You guys can remote control the existing Mac across the office, right? And there's a central location for audio wiring? If yes, I 100% agree with @somebodyelse. You can be cheap here.

Being a mostly Windows guy, I'd spend $50-100 total for 3x USB DACs, then run 3x copies of Foobar2000 portable. (Portable apps each keep everything under a single folder, so all settings remain distinct across the 3x copies.) Make the windows different colors, arrange them in columns, and done.

I'm not familiar with free & tweakable Mac music players, so maybe start looking at alternativeto.net. Assuming music for office zones mostly runs playlists, there's definitely a CLI way to send audio files in a folder to a particular output in a format it likes.
 

somebodyelse

Major Contributor
Joined
Dec 5, 2018
Messages
2,840
Likes
2,144
So you need LMS and SL?

And Pi 4s are pre order sold out, and those pre-orders aren't shipping until August. 3s apparently aren't powerful enough to do music server tasks.
If you use LMS you need squeezelite, or some other variety of compatible player, for each output.

A Pi 3 is powerful enough for music server tasks.
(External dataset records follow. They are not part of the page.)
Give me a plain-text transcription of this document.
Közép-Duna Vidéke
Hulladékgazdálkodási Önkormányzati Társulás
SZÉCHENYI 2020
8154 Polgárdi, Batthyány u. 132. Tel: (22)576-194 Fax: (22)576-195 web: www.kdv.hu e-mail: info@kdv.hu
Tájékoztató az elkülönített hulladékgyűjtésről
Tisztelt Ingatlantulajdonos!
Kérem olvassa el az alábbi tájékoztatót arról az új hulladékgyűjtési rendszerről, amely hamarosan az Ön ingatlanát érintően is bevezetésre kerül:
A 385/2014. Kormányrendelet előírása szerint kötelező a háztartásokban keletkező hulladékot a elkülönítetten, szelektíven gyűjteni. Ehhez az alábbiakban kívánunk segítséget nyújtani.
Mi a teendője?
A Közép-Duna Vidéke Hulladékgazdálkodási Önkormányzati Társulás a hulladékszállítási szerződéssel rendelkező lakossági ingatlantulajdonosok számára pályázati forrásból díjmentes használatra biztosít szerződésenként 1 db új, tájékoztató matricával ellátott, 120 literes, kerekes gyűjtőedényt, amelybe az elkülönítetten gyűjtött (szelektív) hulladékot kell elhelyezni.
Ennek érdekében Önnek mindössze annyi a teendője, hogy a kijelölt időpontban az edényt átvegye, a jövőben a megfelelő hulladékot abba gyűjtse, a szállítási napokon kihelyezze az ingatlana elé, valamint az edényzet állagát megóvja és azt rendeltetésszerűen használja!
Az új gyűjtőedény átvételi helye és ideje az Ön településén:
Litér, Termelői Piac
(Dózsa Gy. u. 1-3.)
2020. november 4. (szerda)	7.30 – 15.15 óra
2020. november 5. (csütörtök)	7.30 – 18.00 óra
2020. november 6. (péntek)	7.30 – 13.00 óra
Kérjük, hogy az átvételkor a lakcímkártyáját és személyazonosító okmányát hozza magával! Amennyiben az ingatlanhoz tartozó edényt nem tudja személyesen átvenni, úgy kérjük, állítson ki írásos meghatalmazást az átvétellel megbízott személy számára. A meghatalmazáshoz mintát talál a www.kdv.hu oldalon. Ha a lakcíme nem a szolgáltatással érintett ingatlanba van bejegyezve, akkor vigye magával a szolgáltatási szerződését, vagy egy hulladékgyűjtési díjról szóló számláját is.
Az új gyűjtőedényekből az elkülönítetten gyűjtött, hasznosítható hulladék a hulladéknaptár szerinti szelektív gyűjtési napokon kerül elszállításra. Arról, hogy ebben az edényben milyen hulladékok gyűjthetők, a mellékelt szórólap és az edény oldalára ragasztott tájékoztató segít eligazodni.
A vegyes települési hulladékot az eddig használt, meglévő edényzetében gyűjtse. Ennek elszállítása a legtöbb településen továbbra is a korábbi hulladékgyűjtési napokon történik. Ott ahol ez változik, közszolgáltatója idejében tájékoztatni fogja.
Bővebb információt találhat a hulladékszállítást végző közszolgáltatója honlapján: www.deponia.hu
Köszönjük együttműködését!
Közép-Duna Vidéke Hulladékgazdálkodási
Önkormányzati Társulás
I used to run LMS on a VIA EPIA which is slower and has less memory than a Pi 3. The web browser that some of the images use to show the interface is more demanding than the music server or player parts. A Pi Zero can run piCorePlayer, but I don't think you need the Pi at all.
 

kiwifi

Active Member
Joined
Apr 21, 2021
Messages
158
Likes
131
Put all the media onto a NAS and then access it using a UPnP player such as BubbleUPnP from each room.